In deciding to disseminate my project as a newspaper I decided to look for similar publications so that I was able to see what such a product looked like and felt like within its physical form. As a result I found a publication by Document Scotland (2013) entitled ‘Seeing Ourselves’.
Upon receiving the newspaper my initial thoughts were conflicting as the look and feel was a type of binary opposite between the valuable/precious and the throw away nature of a newspaper. In essence it felt like something of a precious newspaper that could and should be kept safe whilst being unsurprised if it was once used to wrap a bag of chips. In conclusion regarding my first impression, I felt that it was a fun and interesting way to present a body of work. Although a newspaper is something one might see on a daily basis, this product has a very unique presence about it. Whether that is because of my own developing understanding of ways of dissemination I’m not sure.
Moving onto the content of the publication, it takes the form of a small catalogue of photographers work with small sequences from the likes of Jeremy Sutton Herbert and Colin McPherson.
The opening statement about the work takes the form of a comment about contemporary Scotland whilst acknowledging its heritage, the unnamed author using passages such as ‘a higgledy-piggledy voyage around the Scottish soul’ before grouping the projects as as a ‘new ear’ in relation to the idea of Scottish identity and creativity using through the use of ‘grainy monochrome tributes to our past’.
The opening statement, while romantic, is also loaded with political language and almost represents an intelligently written piece of Scottish propaganda. Typically activist while informed and entertaining.
As opposed to focussing on the work, my intention with inspecting this cultural artefact is to develop an understanding of layout and form.
Each spread is dedicated to a participating photographer with between four and eight photographs, a statement about the work in addition to a logo/wordstamp of each photographer.
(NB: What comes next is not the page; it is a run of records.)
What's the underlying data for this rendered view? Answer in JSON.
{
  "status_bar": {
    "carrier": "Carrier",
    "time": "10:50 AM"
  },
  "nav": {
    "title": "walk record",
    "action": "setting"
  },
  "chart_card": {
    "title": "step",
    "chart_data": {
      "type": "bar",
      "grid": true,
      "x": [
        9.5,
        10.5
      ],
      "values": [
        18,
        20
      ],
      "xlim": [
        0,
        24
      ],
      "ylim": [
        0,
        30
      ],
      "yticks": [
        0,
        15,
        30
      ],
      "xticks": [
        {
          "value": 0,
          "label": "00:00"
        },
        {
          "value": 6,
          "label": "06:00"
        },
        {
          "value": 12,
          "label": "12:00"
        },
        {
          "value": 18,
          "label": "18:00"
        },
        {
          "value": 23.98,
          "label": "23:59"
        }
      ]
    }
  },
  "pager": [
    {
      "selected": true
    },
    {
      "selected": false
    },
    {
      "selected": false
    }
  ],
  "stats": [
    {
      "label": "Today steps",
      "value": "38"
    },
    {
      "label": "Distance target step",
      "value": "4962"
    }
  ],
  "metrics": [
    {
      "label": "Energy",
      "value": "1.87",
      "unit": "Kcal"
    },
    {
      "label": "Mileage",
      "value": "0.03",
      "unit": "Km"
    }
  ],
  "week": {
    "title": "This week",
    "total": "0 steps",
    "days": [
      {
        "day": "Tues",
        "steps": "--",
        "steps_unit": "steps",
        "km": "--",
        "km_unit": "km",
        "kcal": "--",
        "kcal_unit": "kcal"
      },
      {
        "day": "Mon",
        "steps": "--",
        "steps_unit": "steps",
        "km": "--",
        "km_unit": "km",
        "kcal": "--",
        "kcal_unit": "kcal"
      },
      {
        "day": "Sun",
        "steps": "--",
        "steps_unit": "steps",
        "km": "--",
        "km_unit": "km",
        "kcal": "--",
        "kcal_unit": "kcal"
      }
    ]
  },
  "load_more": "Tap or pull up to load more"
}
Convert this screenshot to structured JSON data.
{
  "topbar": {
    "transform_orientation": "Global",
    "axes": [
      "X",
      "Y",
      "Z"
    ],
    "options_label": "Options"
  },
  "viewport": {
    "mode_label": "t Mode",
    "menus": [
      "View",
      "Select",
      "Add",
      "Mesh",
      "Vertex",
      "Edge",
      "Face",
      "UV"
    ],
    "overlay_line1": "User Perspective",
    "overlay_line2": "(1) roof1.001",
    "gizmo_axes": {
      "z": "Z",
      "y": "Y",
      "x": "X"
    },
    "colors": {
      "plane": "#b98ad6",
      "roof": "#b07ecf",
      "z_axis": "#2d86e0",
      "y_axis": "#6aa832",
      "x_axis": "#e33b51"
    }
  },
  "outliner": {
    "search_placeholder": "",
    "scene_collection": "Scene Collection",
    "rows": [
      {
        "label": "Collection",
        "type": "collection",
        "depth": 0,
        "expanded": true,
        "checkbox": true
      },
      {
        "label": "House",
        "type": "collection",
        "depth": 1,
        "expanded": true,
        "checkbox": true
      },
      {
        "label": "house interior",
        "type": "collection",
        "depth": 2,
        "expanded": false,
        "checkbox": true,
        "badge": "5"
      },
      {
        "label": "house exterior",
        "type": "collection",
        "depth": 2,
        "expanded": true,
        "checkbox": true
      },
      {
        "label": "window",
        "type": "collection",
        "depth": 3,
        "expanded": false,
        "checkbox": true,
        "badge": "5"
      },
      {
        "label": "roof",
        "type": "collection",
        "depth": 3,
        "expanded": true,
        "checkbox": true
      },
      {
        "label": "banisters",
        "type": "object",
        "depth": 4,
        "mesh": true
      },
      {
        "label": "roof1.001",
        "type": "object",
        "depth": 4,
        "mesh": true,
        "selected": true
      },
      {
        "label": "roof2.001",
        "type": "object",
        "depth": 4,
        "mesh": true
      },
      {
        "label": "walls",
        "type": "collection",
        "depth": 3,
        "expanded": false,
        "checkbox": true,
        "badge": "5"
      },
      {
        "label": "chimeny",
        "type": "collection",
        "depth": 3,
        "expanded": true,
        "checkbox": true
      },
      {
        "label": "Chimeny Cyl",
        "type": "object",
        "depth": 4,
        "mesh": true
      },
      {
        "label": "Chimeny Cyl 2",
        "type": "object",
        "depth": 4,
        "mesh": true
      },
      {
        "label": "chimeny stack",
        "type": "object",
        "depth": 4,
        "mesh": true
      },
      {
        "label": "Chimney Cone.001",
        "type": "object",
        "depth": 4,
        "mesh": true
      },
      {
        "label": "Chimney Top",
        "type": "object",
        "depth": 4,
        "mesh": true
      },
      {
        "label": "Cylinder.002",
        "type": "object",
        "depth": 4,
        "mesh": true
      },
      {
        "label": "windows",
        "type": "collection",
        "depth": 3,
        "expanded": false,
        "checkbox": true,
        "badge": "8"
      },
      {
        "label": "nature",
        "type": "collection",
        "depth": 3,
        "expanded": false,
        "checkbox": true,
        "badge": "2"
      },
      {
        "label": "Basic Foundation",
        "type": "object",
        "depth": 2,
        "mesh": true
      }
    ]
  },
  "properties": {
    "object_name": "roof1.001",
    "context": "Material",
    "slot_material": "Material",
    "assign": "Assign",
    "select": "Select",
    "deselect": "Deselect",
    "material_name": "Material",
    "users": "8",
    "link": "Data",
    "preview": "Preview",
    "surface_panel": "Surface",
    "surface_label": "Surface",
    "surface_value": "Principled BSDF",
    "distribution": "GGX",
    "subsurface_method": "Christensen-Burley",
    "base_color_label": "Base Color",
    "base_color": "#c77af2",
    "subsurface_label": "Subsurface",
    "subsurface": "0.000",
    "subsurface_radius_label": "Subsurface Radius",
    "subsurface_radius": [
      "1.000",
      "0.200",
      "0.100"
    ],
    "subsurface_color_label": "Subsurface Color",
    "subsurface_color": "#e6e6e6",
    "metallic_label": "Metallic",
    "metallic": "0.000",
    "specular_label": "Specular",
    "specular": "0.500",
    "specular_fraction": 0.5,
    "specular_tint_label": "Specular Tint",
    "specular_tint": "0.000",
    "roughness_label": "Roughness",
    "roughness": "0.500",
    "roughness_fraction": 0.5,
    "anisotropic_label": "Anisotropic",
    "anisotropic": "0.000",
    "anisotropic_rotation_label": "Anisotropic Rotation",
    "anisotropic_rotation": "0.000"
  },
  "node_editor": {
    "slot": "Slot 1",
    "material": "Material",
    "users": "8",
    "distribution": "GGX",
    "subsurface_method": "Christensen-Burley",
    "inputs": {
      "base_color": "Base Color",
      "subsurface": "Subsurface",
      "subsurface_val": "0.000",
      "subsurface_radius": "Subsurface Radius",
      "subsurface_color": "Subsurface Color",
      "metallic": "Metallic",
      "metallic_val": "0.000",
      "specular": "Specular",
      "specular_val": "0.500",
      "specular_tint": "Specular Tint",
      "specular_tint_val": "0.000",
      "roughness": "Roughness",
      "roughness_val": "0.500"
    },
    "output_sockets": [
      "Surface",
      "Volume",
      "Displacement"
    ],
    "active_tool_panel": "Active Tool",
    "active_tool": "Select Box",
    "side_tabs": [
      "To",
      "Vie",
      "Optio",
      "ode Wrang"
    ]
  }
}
Negative space is utilised quite well however it does feel slightly at odds with the seeming cheap to produce newspaper. Although being arranged in a slightly different formation, the design does have a type of uniformity as the same conventions are used in each spread.
In terms of my own potential for dissemination in this way, I am have ascertained some knowledge of space, text and image in addition to scale and physicality. Seeing Ourselves as a product feels like a promotional document for an upcoming exhibition and may have had the intention of a contents magazine in support of an exhibition. In viewing the publication as a magazine, although it isn’t. I will design my own publication as a magazine. I acknowledge that my product will be a newspaper, however I will treat the design of my spreads with the notion that each needs to provide a different visual experience. Leslie (2000) highlights the importance of having a carefully prepared running order. Furthermore the idea that a magazine is a ‘time based medium’ is an important and insightful idea. At present I see my magazine comprising of a selection of micro narratives contained within an overarching monograph/narrative rooted with a sense of place. That place is Stockport, approximately seven miles South of Manchester.
At present, I haven’t arrived at the sequencing stage although I do have a general idea, but wouldn’t suggest a tight edit. Having spent the week taking hours to transcribe interviews my next broader task will be that of sequencing. At present though, it’s more important to formulate an idea of what I am producing, the conventions I need to be aware of and rules I need to abide by.
Leslie (2000) points out that there is no single way through a magazine and understanding that audiences who view the publication might not view it chronologically represents an interesting and shifting perspective. Also an idea to inform my work going forward in terms of order and sequence.
What is important to my publication of a contents page which will explain how an audience might navigate my publication in addition to planning where a contents page might be found. Understanding that mental illness isn’t necessarily a straight forward illness, I will have plenty of scope to experiment with order and sequence.
Leslie citing Carson (2000) comments ‘Whichever style they follow however, the basic elements remain the same: the literate reader expects a headline and a stand-first followed by the text.’ An ideal starting point in a personal sense which presents an entry point for the design process at this stage.
Leslie, J. (2000) Issues: New Magazine Design. Calmann & King, London
Document Scotland (2013) Seeing Ourselves. Document Scotland, Glasgow.